Local multiplayer while present only supports up to two players on a single console, a problem for those looking to host a four-player couch session. The online portion meanwhile presents easily Chocobo GP’s mode with the most potential. With 64 players split into eight different groups and the top four advancing on and so on until one person is crowned winner, the worry of trying to survive through to the next round adds an exciting layer to the racing. Here’s hoping come launch the player base is there.
One could make an argument that the tracks are the true star of any kart racer and unfortunately Chocobo GP fumbles the ball here too opting for the approach of variations on the same track multiple times rather than a completely wide-reaching and unique line-up. This becomes particularly noticeable during the game’s aforementioned story mode where you’ll find yourself growing weary of speeding through the same farm or beach circuits over and over. The actual design of some of them also lack any real satisfying hook or gimmick.

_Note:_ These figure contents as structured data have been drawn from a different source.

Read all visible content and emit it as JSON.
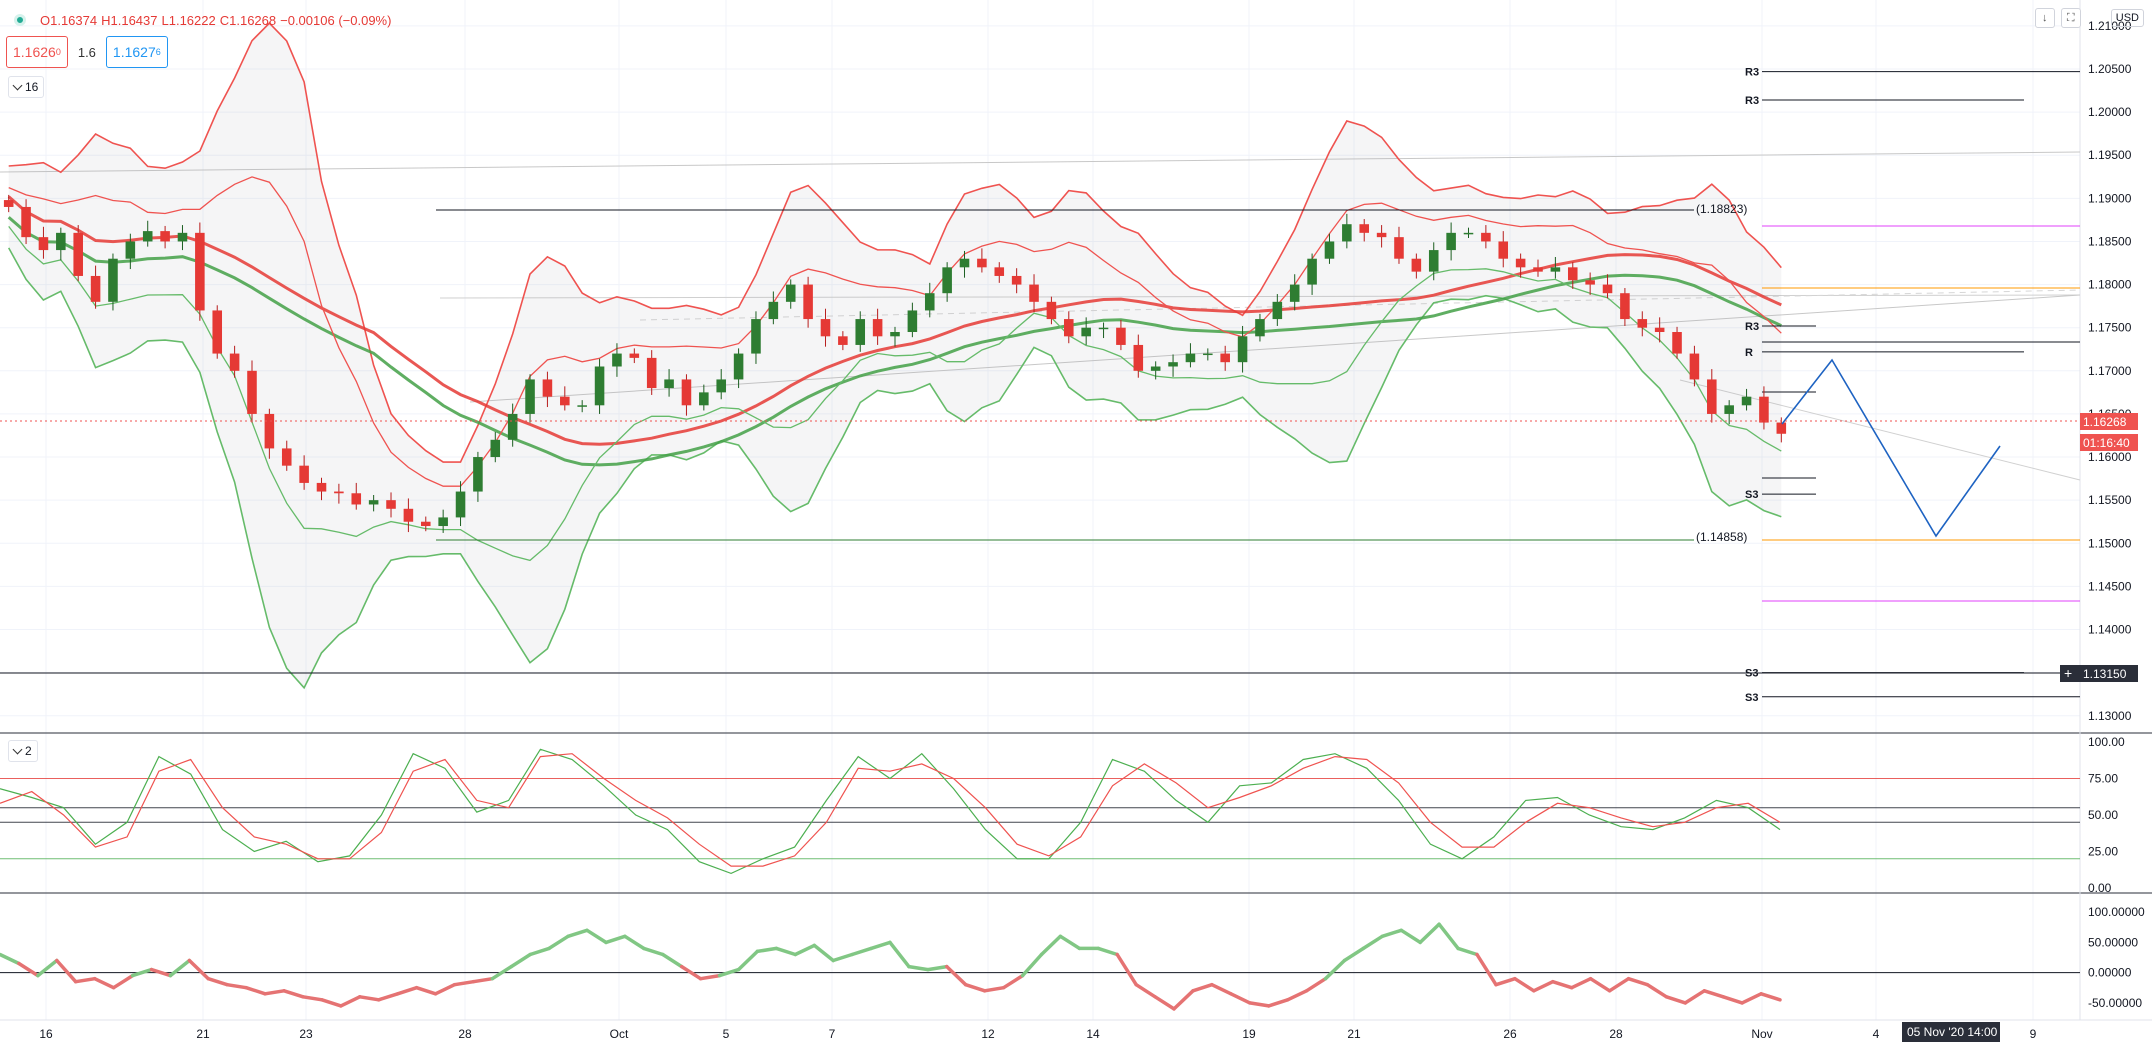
{
  "header": {
    "open": "O1.16374",
    "high": "H1.16437",
    "low": "L1.16222",
    "close": "C1.16268",
    "change": "−0.00106 (−0.09%)",
    "sell_price": "1.1626",
    "sell_price_sup": "0",
    "spread": "1.6",
    "buy_price": "1.1627",
    "buy_price_sup": "6",
    "main_pane_label": "16",
    "oscillator_pane_label": "2",
    "currency": "USD",
    "download_icon": "arrow-down-icon",
    "fullscreen_icon": "fullscreen-icon"
  },
  "price_axis": {
    "labels": [
      "1.21000",
      "1.20500",
      "1.20000",
      "1.19500",
      "1.19000",
      "1.18500",
      "1.18000",
      "1.17500",
      "1.17000",
      "1.16500",
      "1.16000",
      "1.15500",
      "1.15000",
      "1.14500",
      "1.14000",
      "1.13500",
      "1.13000"
    ],
    "values": [
      1.21,
      1.205,
      1.2,
      1.195,
      1.19,
      1.185,
      1.18,
      1.175,
      1.17,
      1.165,
      1.16,
      1.155,
      1.15,
      1.145,
      1.14,
      1.135,
      1.13
    ],
    "last_price_label": "1.16268",
    "countdown_label": "01:16:40",
    "crosshair_label": "1.13150"
  },
  "time_axis": {
    "labels": [
      "16",
      "21",
      "23",
      "28",
      "Oct",
      "5",
      "7",
      "12",
      "14",
      "19",
      "21",
      "26",
      "28",
      "Nov",
      "4",
      "9"
    ],
    "highlight_label": "05 Nov '20  14:00"
  },
  "osc1_axis": {
    "labels": [
      "100.00",
      "75.00",
      "50.00",
      "25.00",
      "0.00"
    ],
    "values": [
      100,
      75,
      50,
      25,
      0
    ]
  },
  "osc2_axis": {
    "labels": [
      "100.00000",
      "50.00000",
      "0.00000",
      "-50.00000"
    ],
    "values": [
      100,
      50,
      0,
      -50
    ]
  },
  "annotations": {
    "upper_level_label": "(1.18823)",
    "lower_level_label": "(1.14858)",
    "pivot_labels": [
      "R3",
      "R3",
      "R3",
      "R",
      "S3",
      "S3",
      "S3"
    ]
  },
  "chart_data": [
    {
      "type": "candlestick",
      "x_range": [
        "Sep 15",
        "Nov 9"
      ],
      "ylim": [
        1.128,
        1.213
      ],
      "close_path": [
        1.189,
        1.1855,
        1.184,
        1.186,
        1.181,
        1.178,
        1.183,
        1.185,
        1.1862,
        1.185,
        1.186,
        1.177,
        1.172,
        1.17,
        1.165,
        1.161,
        1.159,
        1.157,
        1.156,
        1.1558,
        1.1545,
        1.155,
        1.154,
        1.1525,
        1.152,
        1.153,
        1.156,
        1.16,
        1.162,
        1.165,
        1.169,
        1.167,
        1.166,
        1.166,
        1.1705,
        1.172,
        1.1715,
        1.168,
        1.169,
        1.166,
        1.1675,
        1.169,
        1.172,
        1.176,
        1.178,
        1.18,
        1.176,
        1.174,
        1.173,
        1.176,
        1.174,
        1.1745,
        1.177,
        1.179,
        1.182,
        1.183,
        1.182,
        1.181,
        1.18,
        1.178,
        1.176,
        1.174,
        1.175,
        1.175,
        1.173,
        1.17,
        1.1705,
        1.171,
        1.172,
        1.172,
        1.171,
        1.174,
        1.176,
        1.178,
        1.18,
        1.183,
        1.185,
        1.187,
        1.186,
        1.1855,
        1.183,
        1.1815,
        1.184,
        1.186,
        1.186,
        1.185,
        1.183,
        1.182,
        1.1815,
        1.182,
        1.1805,
        1.18,
        1.179,
        1.176,
        1.175,
        1.1745,
        1.172,
        1.169,
        1.165,
        1.166,
        1.167,
        1.164,
        1.1627
      ],
      "pivot_levels": [
        1.2047,
        1.2014,
        1.1752,
        1.1722,
        1.1557,
        1.135,
        1.1322
      ]
    },
    {
      "type": "line",
      "title": "",
      "series": [
        {
          "name": "",
          "color": "#4caf50",
          "values": [
            68,
            62,
            55,
            30,
            45,
            90,
            78,
            40,
            25,
            32,
            18,
            22,
            50,
            92,
            82,
            52,
            60,
            95,
            88,
            70,
            50,
            40,
            18,
            10,
            20,
            28,
            60,
            90,
            75,
            92,
            68,
            40,
            20,
            20,
            45,
            88,
            80,
            60,
            45,
            70,
            72,
            88,
            92,
            82,
            60,
            30,
            20,
            35,
            60,
            62,
            50,
            42,
            40,
            48,
            60,
            55,
            40
          ]
        },
        {
          "name": "",
          "color": "#ef5350",
          "values": [
            58,
            66,
            50,
            28,
            35,
            80,
            88,
            55,
            35,
            30,
            20,
            20,
            38,
            80,
            88,
            60,
            55,
            90,
            92,
            75,
            60,
            48,
            30,
            15,
            15,
            22,
            45,
            82,
            80,
            85,
            75,
            55,
            30,
            22,
            35,
            70,
            85,
            72,
            55,
            62,
            70,
            82,
            90,
            88,
            72,
            45,
            28,
            28,
            45,
            58,
            55,
            48,
            42,
            45,
            55,
            58,
            45
          ]
        }
      ],
      "ylim": [
        0,
        100
      ],
      "levels": [
        75,
        55,
        45,
        20
      ]
    },
    {
      "type": "line",
      "title": "",
      "series": [
        {
          "name": "",
          "color_up": "#81c784",
          "color_down": "#e57373",
          "values": [
            30,
            15,
            -5,
            20,
            -15,
            -10,
            -25,
            -5,
            5,
            -5,
            20,
            -10,
            -20,
            -25,
            -35,
            -30,
            -40,
            -45,
            -55,
            -40,
            -45,
            -35,
            -25,
            -35,
            -20,
            -15,
            -10,
            10,
            30,
            40,
            60,
            70,
            50,
            60,
            40,
            30,
            10,
            -10,
            -5,
            5,
            35,
            40,
            30,
            45,
            20,
            30,
            40,
            50,
            10,
            5,
            10,
            -20,
            -30,
            -25,
            -5,
            30,
            60,
            40,
            40,
            30,
            -20,
            -40,
            -60,
            -30,
            -20,
            -35,
            -50,
            -55,
            -45,
            -30,
            -10,
            20,
            40,
            60,
            70,
            50,
            80,
            40,
            30,
            -20,
            -10,
            -30,
            -15,
            -25,
            -10,
            -30,
            -10,
            -20,
            -40,
            -50,
            -30,
            -40,
            -50,
            -35,
            -45
          ]
        }
      ],
      "ylim": [
        -75,
        120
      ],
      "levels": [
        0
      ]
    }
  ]
}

Take any of the eight Mario Karts are you’ll likely be able to recite a number of classic tracks from each that sport clever ideas (this writer recalls DK Mountain and Mount Wario as two quick examples) whereas here I couldn’t tell you any that truly ‘stood out’. While not outright bad, the tracks in Chocobo GP just lack that inventive punch.
So-so modes and tracks aside, the racing itself fairs slightly better managing to deliver a fine enough time albeit a rather unspectacular one. Expect the usual assortment of outlandish locales, drifting mechanics and item tomfoolery the genre is so well known for with Chocobo GP throwing in a few of its own ideas. Driving feels… somewhat off, stiff even and on the easier setting lacks any real sense of speed. It does the job but when compared with the likes of Mario, Sonic or Crash Bandicoot’s efforts, pales in comparison feeling less polished and satisfying to play.

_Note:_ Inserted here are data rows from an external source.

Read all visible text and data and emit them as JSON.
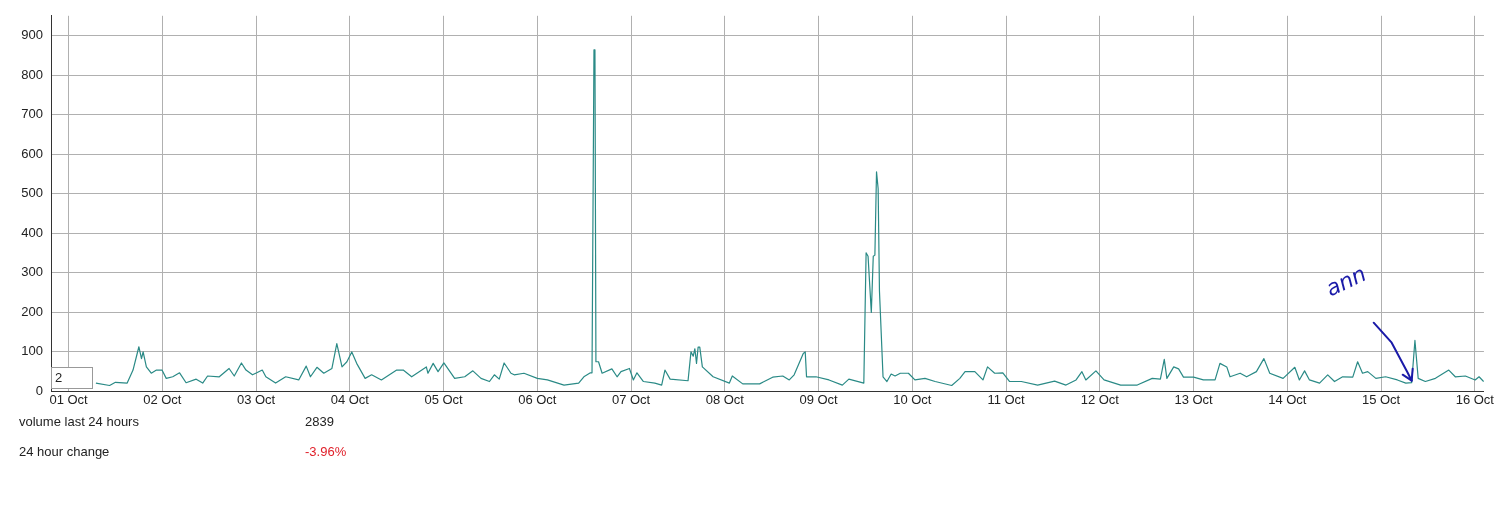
{
  "chart_data": {
    "type": "line",
    "grid": true,
    "legend": false,
    "marker": "none",
    "line_style": "solid",
    "xlim": [
      "--09-30T19:30",
      "--10-16T02:20"
    ],
    "xticks": [
      {
        "value": "--10-01",
        "label": "01 Oct"
      },
      {
        "value": "--10-02",
        "label": "02 Oct"
      },
      {
        "value": "--10-03",
        "label": "03 Oct"
      },
      {
        "value": "--10-04",
        "label": "04 Oct"
      },
      {
        "value": "--10-05",
        "label": "05 Oct"
      },
      {
        "value": "--10-06",
        "label": "06 Oct"
      },
      {
        "value": "--10-07",
        "label": "07 Oct"
      },
      {
        "value": "--10-08",
        "label": "08 Oct"
      },
      {
        "value": "--10-09",
        "label": "09 Oct"
      },
      {
        "value": "--10-10",
        "label": "10 Oct"
      },
      {
        "value": "--10-11",
        "label": "11 Oct"
      },
      {
        "value": "--10-12",
        "label": "12 Oct"
      },
      {
        "value": "--10-13",
        "label": "13 Oct"
      },
      {
        "value": "--10-14",
        "label": "14 Oct"
      },
      {
        "value": "--10-15",
        "label": "15 Oct"
      },
      {
        "value": "--10-16",
        "label": "16 Oct"
      }
    ],
    "ylim": [
      0,
      950
    ],
    "yticks": [
      0,
      100,
      200,
      300,
      400,
      500,
      600,
      700,
      800,
      900
    ],
    "annotations": [
      "2",
      "volume last 24 hours",
      "2839",
      "24 hour change",
      "-3.96%",
      {
        "text": "ann",
        "x": "--10-15T07:50",
        "y": 21
      }
    ],
    "series": [
      {
        "color": "#2a8a86",
        "x": [
          "--10-01T07:00",
          "--10-01T10:30",
          "--10-01T12:00",
          "--10-01T15:00",
          "--10-01T16:30",
          "--10-01T18:00",
          "--10-01T18:40",
          "--10-01T19:05",
          "--10-01T19:55",
          "--10-01T21:10",
          "--10-01T22:30",
          "--10-01T23:55",
          "--10-02T01:00",
          "--10-02T02:40",
          "--10-02T04:25",
          "--10-02T06:05",
          "--10-02T08:40",
          "--10-02T10:20",
          "--10-02T11:35",
          "--10-02T14:35",
          "--10-02T17:05",
          "--10-02T18:25",
          "--10-02T20:15",
          "--10-02T21:25",
          "--10-02T23:05",
          "--10-03T01:35",
          "--10-03T02:30",
          "--10-03T05:00",
          "--10-03T07:35",
          "--10-03T10:55",
          "--10-03T12:50",
          "--10-03T13:55",
          "--10-03T15:35",
          "--10-03T17:20",
          "--10-03T19:25",
          "--10-03T20:40",
          "--10-03T22:00",
          "--10-03T23:15",
          "--10-04T00:30",
          "--10-04T01:45",
          "--10-04T03:55",
          "--10-04T05:35",
          "--10-04T08:05",
          "--10-04T12:00",
          "--10-04T13:40",
          "--10-04T15:50",
          "--10-04T19:35",
          "--10-04T20:00",
          "--10-04T21:20",
          "--10-04T22:35",
          "--10-05T00:05",
          "--10-05T02:50",
          "--10-05T05:25",
          "--10-05T07:30",
          "--10-05T09:35",
          "--10-05T11:45",
          "--10-05T13:00",
          "--10-05T14:15",
          "--10-05T15:30",
          "--10-05T17:15",
          "--10-05T18:05",
          "--10-05T20:35",
          "--10-06T00:00",
          "--10-06T02:35",
          "--10-06T06:50",
          "--10-06T10:35",
          "--10-06T11:55",
          "--10-06T13:35",
          "--10-06T14:00",
          "--10-06T14:30",
          "--10-06T14:45",
          "--10-06T15:00",
          "--10-06T15:40",
          "--10-06T16:35",
          "--10-06T19:05",
          "--10-06T20:25",
          "--10-06T21:25",
          "--10-06T23:35",
          "--10-07T00:35",
          "--10-07T01:30",
          "--10-07T03:10",
          "--10-07T06:05",
          "--10-07T07:50",
          "--10-07T08:40",
          "--10-07T10:00",
          "--10-07T14:35",
          "--10-07T15:20",
          "--10-07T15:55",
          "--10-07T16:20",
          "--10-07T16:45",
          "--10-07T17:10",
          "--10-07T17:35",
          "--10-07T18:15",
          "--10-07T21:00",
          "--10-08T01:10",
          "--10-08T01:55",
          "--10-08T04:35",
          "--10-08T08:55",
          "--10-08T12:15",
          "--10-08T14:50",
          "--10-08T16:30",
          "--10-08T17:45",
          "--10-08T20:05",
          "--10-08T20:35",
          "--10-08T20:55",
          "--10-08T23:20",
          "--10-09T02:40",
          "--10-09T06:05",
          "--10-09T07:45",
          "--10-09T11:35",
          "--10-09T12:10",
          "--10-09T12:40",
          "--10-09T13:30",
          "--10-09T14:00",
          "--10-09T14:25",
          "--10-09T14:50",
          "--10-09T15:15",
          "--10-09T15:35",
          "--10-09T16:30",
          "--10-09T17:30",
          "--10-09T18:35",
          "--10-09T19:35",
          "--10-09T20:55",
          "--10-09T23:00",
          "--10-10T00:40",
          "--10-10T03:15",
          "--10-10T05:50",
          "--10-10T10:05",
          "--10-10T12:10",
          "--10-10T13:30",
          "--10-10T16:00",
          "--10-10T18:05",
          "--10-10T19:15",
          "--10-10T21:05",
          "--10-10T23:10",
          "--10-11T00:55",
          "--10-11T03:55",
          "--10-11T08:05",
          "--10-11T12:25",
          "--10-11T15:20",
          "--10-11T17:55",
          "--10-11T19:25",
          "--10-11T20:25",
          "--10-11T23:00",
          "--10-12T01:05",
          "--10-12T05:20",
          "--10-12T09:35",
          "--10-12T13:25",
          "--10-12T15:30",
          "--10-12T16:30",
          "--10-12T17:10",
          "--10-12T18:55",
          "--10-12T20:10",
          "--10-12T21:25",
          "--10-13T00:00",
          "--10-13T02:30",
          "--10-13T05:30",
          "--10-13T06:45",
          "--10-13T08:30",
          "--10-13T09:20",
          "--10-13T11:55",
          "--10-13T13:35",
          "--10-13T16:05",
          "--10-13T18:00",
          "--10-13T19:30",
          "--10-13T22:55",
          "--10-14T01:55",
          "--10-14T03:05",
          "--10-14T04:25",
          "--10-14T05:40",
          "--10-14T08:15",
          "--10-14T10:20",
          "--10-14T12:05",
          "--10-14T14:10",
          "--10-14T16:45",
          "--10-14T18:00",
          "--10-14T19:15",
          "--10-14T20:35",
          "--10-14T22:40",
          "--10-15T01:10",
          "--10-15T04:10",
          "--10-15T06:20",
          "--10-15T07:50",
          "--10-15T08:40",
          "--10-15T09:30",
          "--10-15T11:20",
          "--10-15T13:55",
          "--10-15T17:20",
          "--10-15T19:00",
          "--10-15T21:35",
          "--10-16T00:05",
          "--10-16T01:05",
          "--10-16T02:15"
        ],
        "values": [
          20,
          14,
          22,
          20,
          53,
          112,
          82,
          99,
          61,
          45,
          53,
          53,
          32,
          36,
          46,
          21,
          30,
          20,
          38,
          36,
          57,
          38,
          71,
          53,
          41,
          53,
          36,
          20,
          36,
          28,
          63,
          36,
          60,
          45,
          57,
          120,
          61,
          74,
          99,
          70,
          32,
          41,
          28,
          53,
          53,
          36,
          61,
          45,
          70,
          49,
          71,
          32,
          36,
          51,
          32,
          24,
          41,
          30,
          71,
          45,
          41,
          45,
          32,
          28,
          15,
          20,
          36,
          46,
          46,
          864,
          864,
          74,
          74,
          45,
          56,
          36,
          49,
          57,
          28,
          46,
          24,
          20,
          15,
          53,
          30,
          26,
          99,
          88,
          107,
          70,
          111,
          111,
          61,
          36,
          20,
          38,
          18,
          18,
          35,
          38,
          28,
          41,
          95,
          99,
          36,
          36,
          28,
          15,
          30,
          20,
          350,
          341,
          199,
          341,
          344,
          555,
          512,
          254,
          36,
          24,
          43,
          38,
          45,
          45,
          28,
          32,
          24,
          14,
          32,
          49,
          49,
          28,
          61,
          45,
          46,
          24,
          24,
          15,
          25,
          15,
          28,
          49,
          28,
          51,
          28,
          15,
          15,
          32,
          30,
          80,
          32,
          61,
          56,
          35,
          35,
          28,
          28,
          70,
          61,
          36,
          45,
          36,
          49,
          82,
          45,
          32,
          60,
          28,
          51,
          28,
          20,
          41,
          24,
          36,
          35,
          74,
          45,
          49,
          32,
          36,
          28,
          20,
          21,
          128,
          32,
          24,
          32,
          53,
          36,
          38,
          28,
          36,
          24
        ]
      }
    ]
  }
}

The item system offers something a little different – going by the name magicites here – and focusing around different spell elements like fire and water which can, in turn, be upgraded by racing through bronze, silver and gold eggs littering the track. The effects are nothing out of the ordinary – everything from boosts to homing attacks – but help keep the action chaotic. Arguably too chaotic to some degree, especially when you account for the fact every character also has their own unique ability. With so many items flying about the place, it has led to a number of cases where I’d get nailed repeatedly losing my pole position at the final stretch. In fact, the painfully long recovery time whenever your character gets hit is particularly frustrating, sapping any momentum right out of the race.
The game’s two difficulty options act as your 50cc and 150cc equivalents where even the former option poses a rather hefty challenge and not in a fun way I might add. Rubber banding makes an appearance and with the AI not afraid to make use of their items, shorter tracks, in particular, can feel like a roll of the dice as to whether you’ll keep hold of your 1st place or simply get smacked with an assortment of spells.
As kart racers go, Chocobo GP is bright and colourful but decidedly forgettable all around. The racing feels serviceable but isn’t short of frustrations, tracks busy with visual flare but uninspired in their actual design and the mode selection a mish-mash of forgettable and okay options. Chocobo GP not only fails to bring anything exciting and fresh to the table but even struggles with some of the fundamentals and when compared with the best Switch has to offer in the kart racing department it falls short in just about every way.